Demo Matikan Aplikasi Sehari, Ekonom: Keringat Ojol Dihisap Aplikator hingga ke Tulang


Ekonom UPN Veteran Jakarta, Achmad Nur Hidayat menilai, aksi demo besar-besaran yang kabarnya diikuti 25.000 pengemudi pengemudi ojek online (ojol) dan driver online, mencerminkan semakin eksploitatifnya platform transportasi online.

“Akar masalah yang memicu demonstrasi Ojol pada hari ini, jelas bukan baru muncul kemarin sore. Ini karena pengemudi ojol dan driver online, semakin terjepit skema-skema platform yang kian eksploitatif,” kata Achmad Mur, Jakarta, Selasa (20/5/2025).

Apa jadinya jika ribuan ojol dan driver online mematikan mesin motor, mobil serta aplikasinya selama 24 jam penuh? Dia bilang, pertanyaan ini bukan sekadar skenario fiksi, melainkan kenyataan yang terjadi di Jakarta dan beberapa kota lain, pada 20 Mei 2025. Bertepatan  dengan Hari Kebangkitan Nasional. Di mana, lebih dari 25.000 pengemudi ojol, baik roda dua maupun empat, memilih berhenti beroperasi.

“Layanan transportasi, pesan makanan, hingga pengiriman barang lumpuh sementara. Mereka bukan mogok karena malas, tetapi karena lelah. Ya, lelah dihisap sistem yang memotong keringat mereka hingga tulang,” kata Achmad Nur.

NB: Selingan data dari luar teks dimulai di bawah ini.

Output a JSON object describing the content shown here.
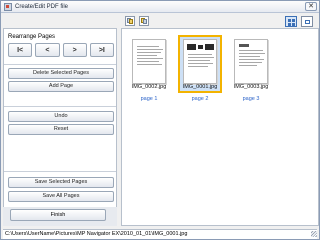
{
  "window": {
    "title": "Create/Edit PDF file",
    "close_symbol": "✕"
  },
  "left_panel": {
    "rearrange_label": "Rearrange Pages",
    "nav": {
      "first": "I<",
      "prev": "<",
      "next": ">",
      "last": ">I"
    },
    "delete_selected": "Delete Selected Pages",
    "add_page": "Add Page",
    "undo": "Undo",
    "reset": "Reset",
    "save_selected": "Save Selected Pages",
    "save_all": "Save All Pages",
    "finish": "Finish"
  },
  "pages": [
    {
      "file": "IMG_0002.jpg",
      "label": "page 1",
      "selected": false
    },
    {
      "file": "IMG_0001.jpg",
      "label": "page 2",
      "selected": true
    },
    {
      "file": "IMG_0003.jpg",
      "label": "page 3",
      "selected": false
    }
  ],
  "status_bar": {
    "path": "C:\\Users\\UserName\\Pictures\\MP Navigator EX\\2010_01_01\\IMG_0001.jpg"
  },
  "colors": {
    "selection_border": "#f3b300",
    "selection_fill": "#cde0f6",
    "page_link": "#2b63c9"
  }
}
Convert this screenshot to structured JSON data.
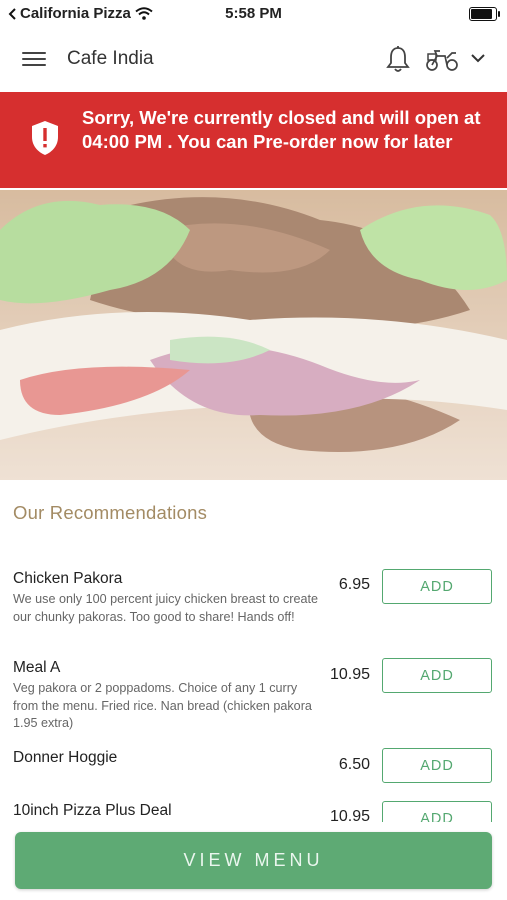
{
  "status_bar": {
    "carrier": "California Pizza",
    "time": "5:58 PM"
  },
  "header": {
    "title": "Cafe India"
  },
  "banner": {
    "message": "Sorry, We're currently closed and will open at 04:00 PM . You can Pre-order now for later"
  },
  "section": {
    "title": "Our Recommendations"
  },
  "items": [
    {
      "name": "Chicken Pakora",
      "description": "We use only 100 percent juicy chicken breast to create our chunky pakoras. Too good to share! Hands off!",
      "price": "6.95",
      "button": "ADD"
    },
    {
      "name": "Meal A",
      "description": "Veg pakora or 2 poppadoms. Choice of any 1 curry from the menu. Fried rice. Nan bread (chicken pakora 1.95 extra)",
      "price": "10.95",
      "button": "ADD"
    },
    {
      "name": "Donner Hoggie",
      "description": "",
      "price": "6.50",
      "button": "ADD"
    },
    {
      "name": "10inch Pizza Plus Deal",
      "description": "",
      "price": "10.95",
      "button": "ADD"
    }
  ],
  "footer": {
    "view_menu_label": "VIEW MENU"
  },
  "colors": {
    "banner_red": "#d62f2f",
    "accent_green": "#5eaa74",
    "section_gold": "#a38b64"
  },
  "icons": [
    "back-arrow-icon",
    "wifi-icon",
    "battery-icon",
    "hamburger-menu-icon",
    "bell-icon",
    "delivery-scooter-icon",
    "chevron-down-icon",
    "shield-alert-icon"
  ]
}
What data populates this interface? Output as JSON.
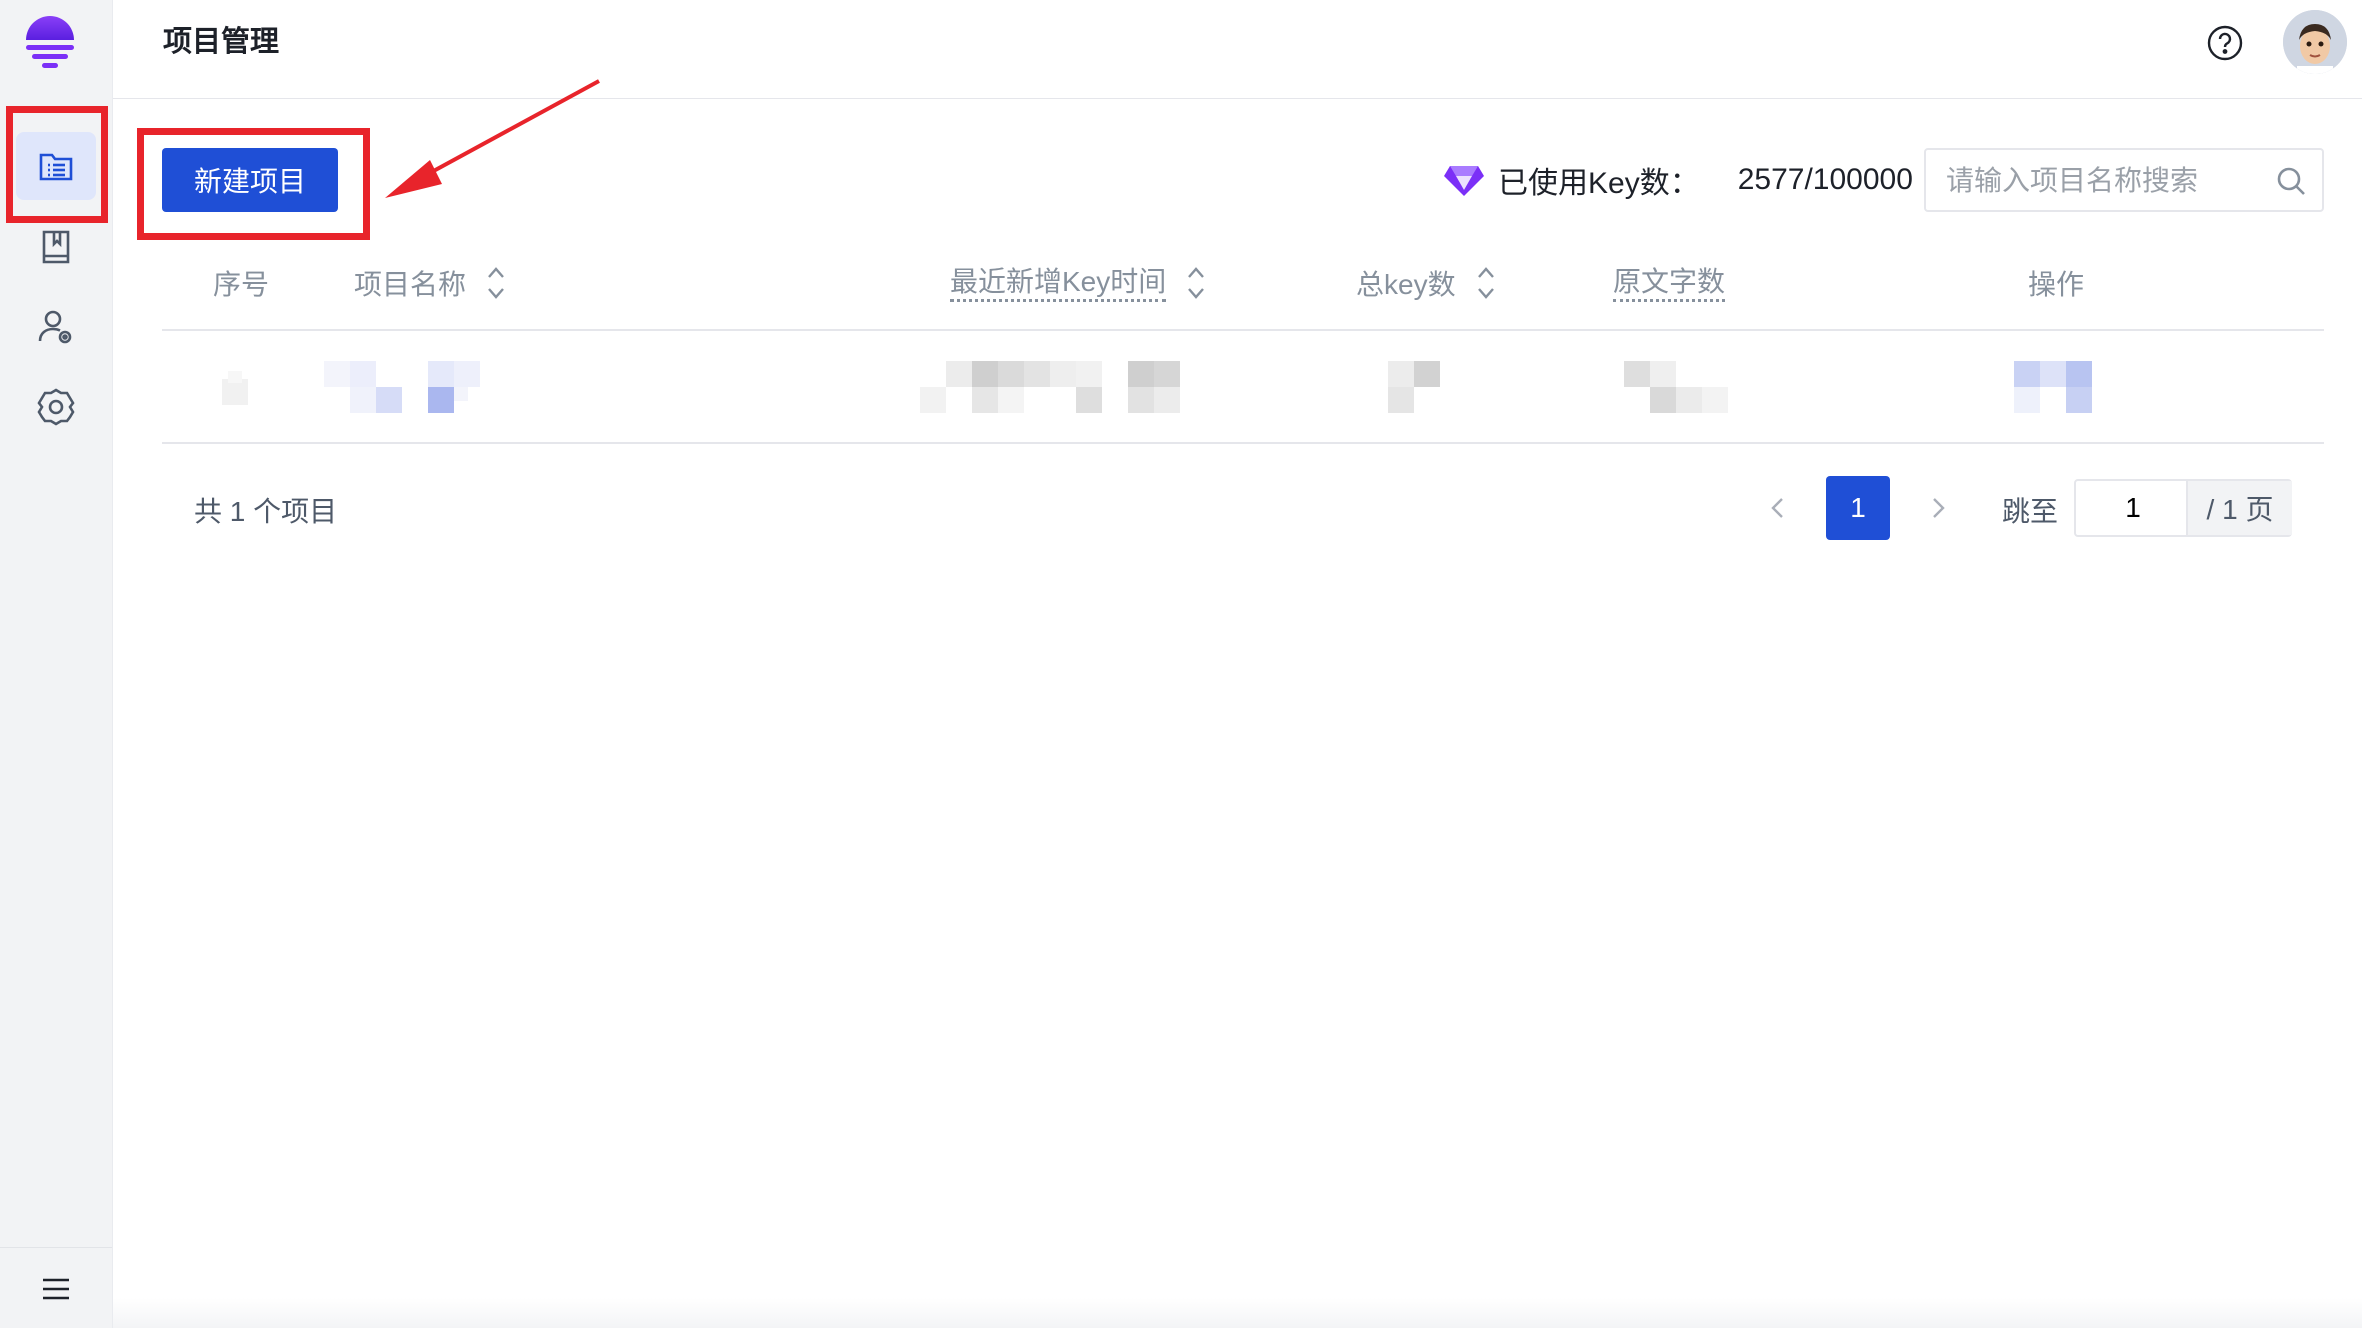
{
  "header": {
    "title": "项目管理"
  },
  "toolbar": {
    "new_project_label": "新建项目",
    "key_usage_label": "已使用Key数：",
    "key_usage_value": "2577/100000",
    "search_placeholder": "请输入项目名称搜索"
  },
  "table": {
    "columns": [
      {
        "label": "序号",
        "sortable": false
      },
      {
        "label": "项目名称",
        "sortable": true
      },
      {
        "label": "最近新增Key时间",
        "sortable": true,
        "tooltip": true
      },
      {
        "label": "总key数",
        "sortable": true
      },
      {
        "label": "原文字数",
        "sortable": false,
        "tooltip": true
      },
      {
        "label": "操作",
        "sortable": false
      }
    ],
    "rows_blurred": 1
  },
  "footer": {
    "total_text": "共 1 个项目",
    "current_page": "1",
    "jump_label": "跳至",
    "jump_value": "1",
    "page_suffix": "/ 1 页"
  },
  "sidebar": {
    "items": [
      {
        "name": "projects",
        "icon": "file-list-icon",
        "active": true
      },
      {
        "name": "docs",
        "icon": "book-icon",
        "active": false
      },
      {
        "name": "members",
        "icon": "user-settings-icon",
        "active": false
      },
      {
        "name": "settings",
        "icon": "gear-icon",
        "active": false
      }
    ]
  },
  "colors": {
    "primary": "#1f4fd6",
    "annotation_red": "#e8242b",
    "logo_purple": "#7b2ff7"
  }
}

Di balik klakson dan jaket hijau, lanjutnya, tersimpan cerita ketimpangan relasi antara aplikator digital raksasa dengan pengemudi transportasi online yang menjadi ujung tombak layanan.

“Aksi ini adalah peringatan keras, jika negara terus menutup telinga terhadap ketidakadilan digital, maka jalan raya akan terus menjadi panggung perlawanan,” imbuhnya.

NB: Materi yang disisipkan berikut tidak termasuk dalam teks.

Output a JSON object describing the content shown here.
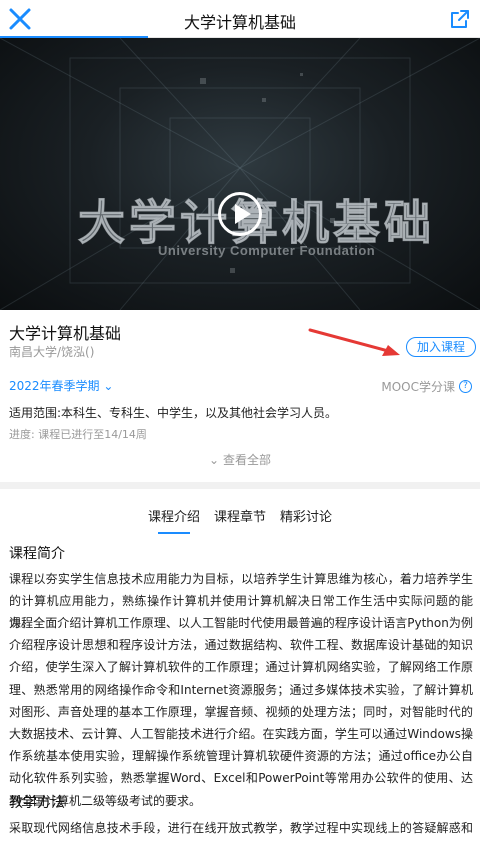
{
  "header": {
    "title": "大学计算机基础",
    "close_icon": "close-icon",
    "share_icon": "share-icon",
    "accent": "#1a8cff"
  },
  "video": {
    "watermark_title": "大学计算机基础",
    "watermark_subtitle": "University Computer Foundation",
    "play_icon": "play-icon"
  },
  "course": {
    "title": "大学计算机基础",
    "meta": "南昌大学/饶泓()",
    "join_label": "加入课程",
    "semester": "2022年春季学期",
    "mooc_label": "MOOC学分课",
    "scope": "适用范围:本科生、专科生、中学生，以及其他社会学习人员。",
    "progress": "进度: 课程已进行至14/14周",
    "view_all": "查看全部"
  },
  "tabs": [
    {
      "label": "课程介绍",
      "active": true
    },
    {
      "label": "课程章节",
      "active": false
    },
    {
      "label": "精彩讨论",
      "active": false
    }
  ],
  "content": {
    "intro_heading": "课程简介",
    "intro_p1": "课程以夯实学生信息技术应用能力为目标，以培养学生计算思维为核心，着力培养学生的计算机应用能力，熟练操作计算机并使用计算机解决日常工作生活中实际问题的能力。",
    "intro_p2": "课程全面介绍计算机工作原理、以人工智能时代使用最普遍的程序设计语言Python为例介绍程序设计思想和程序设计方法，通过数据结构、软件工程、数据库设计基础的知识介绍，使学生深入了解计算机软件的工作原理；通过计算机网络实验，了解网络工作原理、熟悉常用的网络操作命令和Internet资源服务；通过多媒体技术实验，了解计算机对图形、声音处理的基本工作原理，掌握音频、视频的处理方法；同时，对智能时代的大数据技术、云计算、人工智能技术进行介绍。在实践方面，学生可以通过Windows操作系统基本使用实验，理解操作系统管理计算机软硬件资源的方法；通过office办公自动化软件系列实验，熟悉掌握Word、Excel和PowerPoint等常用办公软件的使用、达到全国计算机二级等级考试的要求。",
    "method_heading": "教学方法",
    "method_p1": "采取现代网络信息技术手段，进行在线开放式教学，教学过程中实现线上的答疑解惑和专题讨"
  }
}
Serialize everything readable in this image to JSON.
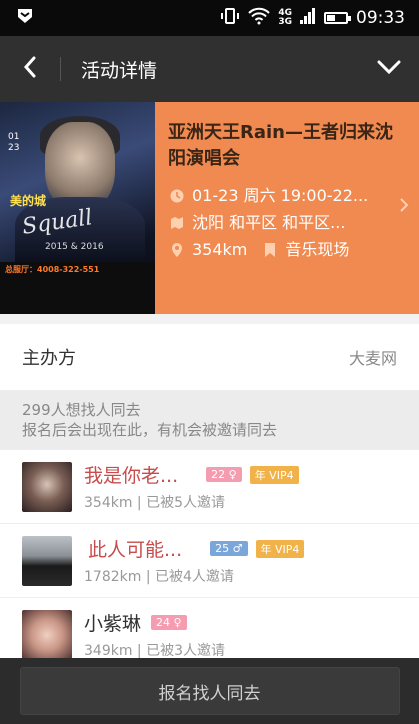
{
  "status_bar": {
    "time": "09:33",
    "network_top": "4G",
    "network_bottom": "3G",
    "app_icon": "shield-icon"
  },
  "header": {
    "title": "活动详情"
  },
  "event": {
    "title": "亚洲天王Rain—王者归来沈阳演唱会",
    "datetime": "01-23 周六 19:00-22...",
    "location": "沈阳 和平区 和平区...",
    "distance": "354km",
    "category": "音乐现场",
    "poster": {
      "date": "01\n23",
      "brand": "美的城",
      "title": "Squall",
      "subtitle": "2015 & 2016",
      "hotline": "总服厅：4008-322-551"
    }
  },
  "organizer": {
    "label": "主办方",
    "value": "大麦网"
  },
  "interest": {
    "count_text": "299人想找人同去",
    "hint": "报名后会出现在此，有机会被邀请同去"
  },
  "people": [
    {
      "name": "我是你老...",
      "age": "22",
      "gender": "female",
      "vip": "年 VIP4",
      "sub": "354km | 已被5人邀请"
    },
    {
      "name": "此人可能...",
      "age": "25",
      "gender": "male",
      "vip": "年 VIP4",
      "sub": "1782km | 已被4人邀请"
    },
    {
      "name": "小紫琳",
      "age": "24",
      "gender": "female",
      "vip": "",
      "sub": "349km | 已被3人邀请"
    }
  ],
  "bottom": {
    "button_label": "报名找人同去"
  },
  "colors": {
    "event_bg": "#f08a50",
    "name_red": "#c84c4c",
    "female_badge": "#f59cb1",
    "male_badge": "#7aa6d9",
    "vip_badge": "#f2b24a"
  }
}
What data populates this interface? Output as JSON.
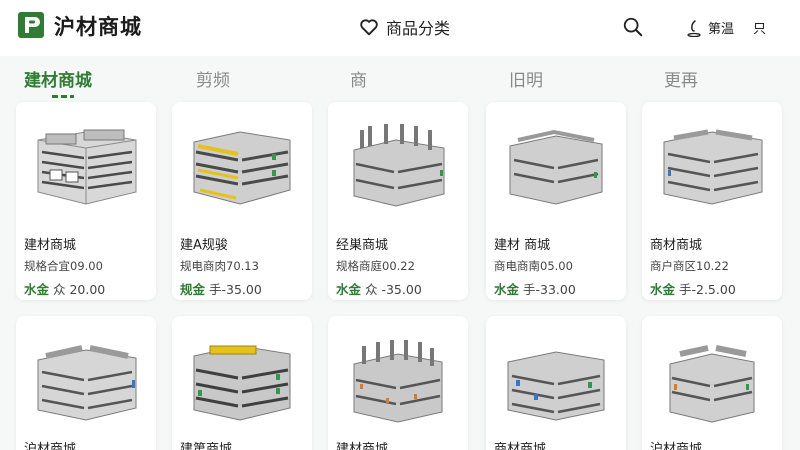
{
  "header": {
    "title": "沪材商城",
    "category_label": "商品分类",
    "user_label": "第温",
    "more_label": "只"
  },
  "tabs": [
    {
      "label": "建材商城"
    },
    {
      "label": "剪频"
    },
    {
      "label": "商"
    },
    {
      "label": "旧明"
    },
    {
      "label": "更再"
    }
  ],
  "products": [
    {
      "name": "建材商城",
      "spec": "规格合宜09.00",
      "price_tag": "水金",
      "price": "众 20.00"
    },
    {
      "name": "建A规骏",
      "spec": "规电商肉70.13",
      "price_tag": "规金",
      "price": "手-35.00"
    },
    {
      "name": "经巣商城",
      "spec": "规格商庭00.22",
      "price_tag": "水金",
      "price": "众 -35.00"
    },
    {
      "name": "建材 商城",
      "spec": "商电商南05.00",
      "price_tag": "水金",
      "price": "手-33.00"
    },
    {
      "name": "商材商城",
      "spec": "商户商区10.22",
      "price_tag": "水金",
      "price": "手-2.5.00"
    },
    {
      "name": "沪材商城",
      "spec": "",
      "price_tag": "",
      "price": ""
    },
    {
      "name": "建第商城",
      "spec": "",
      "price_tag": "",
      "price": ""
    },
    {
      "name": "建材商城",
      "spec": "",
      "price_tag": "",
      "price": ""
    },
    {
      "name": "商材商城",
      "spec": "",
      "price_tag": "",
      "price": ""
    },
    {
      "name": "沪材商城",
      "spec": "",
      "price_tag": "",
      "price": ""
    }
  ],
  "colors": {
    "brand": "#2e7d32",
    "accent_yellow": "#e4c21c",
    "accent_blue": "#3a76c7",
    "accent_orange": "#e07a22"
  },
  "icons": [
    "logo-icon",
    "heart-icon",
    "search-icon",
    "user-icon"
  ]
}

Suka atau tidak, lanjut Achmad Hidayat, saat ini, ojol maupun driver online (roda empat), bukan sekadar alat transportasi biasa. Namun sudah menjadi denyut nadi ekonomi kota. Bak pembuluh darah yang menyambungkan jantung ke organ-organ vital lain. “Di mana, ojol mengantarkan makanan, dokumen, anak sekolah, bahkan kebutuhan darurat,” ungkapnya.

Namun, kata Achmad Nur, selama bertahun-tahun, pengemudinya harus bekerja dalam struktur yang timpang. Potongan komisi hingga 20 persen, program ‘hemat’, ‘prioritas’, ‘slot’ yang tidak transparan, hingga insentif yang datang dan pergi seperti ilusi.

“Seperti Anda diminta membangun rumah, tapi arsitek, pemborong, dan pemilik tanah, tidak pernah mengajak Anda bicara soal upah, atau waktu kerja,” kata Achmad Nur.

Sebelumnya, Ketua Umum Asosiasi Pengemudi Ojol Garda Indonesia, Raden Igun Wicaksono menyatakan, unjuk rasa bertajuk ‘Aksi 205’ ini, diikuti 25 ribu pengemudi transportasi online, baik roda dua maupun roda empat, asal Jabodetabek, Jawa, dan sebagian Sumatra.

“Diperkirakan lebih dari 25 ribu pengemudi ojol dari berbagai daerah di Jawa, sebagian Sumatra dan Jabodetabek akan hadir. Mereka telah datang secara bergelombang ke Jakarta dan berkumpul di sejumlah titik basecamp komunitas ojol di lima wilayah kota,” ujar Igun, Senin (19/5/2025).

Dia menjelaskan, demo akan dilakukan secara strategis di lima titik wilayah Kota Jakarta, yakni Kementerian Perhubungan (Kemenhub), Istana Merdeka, DPR, serta seluruh titik yang berkaitan dengan perusahaan aplikasi.

Aksi dimulai sekitar pukul 13.00 WIB, kata Igun, tak akan berhenti sebelum tuntutan mereka didengar dan ditindaklanjuti. Selain turun ke jalan, para pengemudi transportasi online itu, mematikan aplikasi secara massal (offbid) selama 24 jam, mulai pukul 00.00 hingga 23.59 WIB.

“Kalau masih ada yang nekat nyalakan orderan, berarti mereka siap tanggung risikonya. Itu artinya mereka sengaja memprovokasi kami yang sedang mematikan aplikasi dan ikut unjuk rasa nanti,” jelas Igun.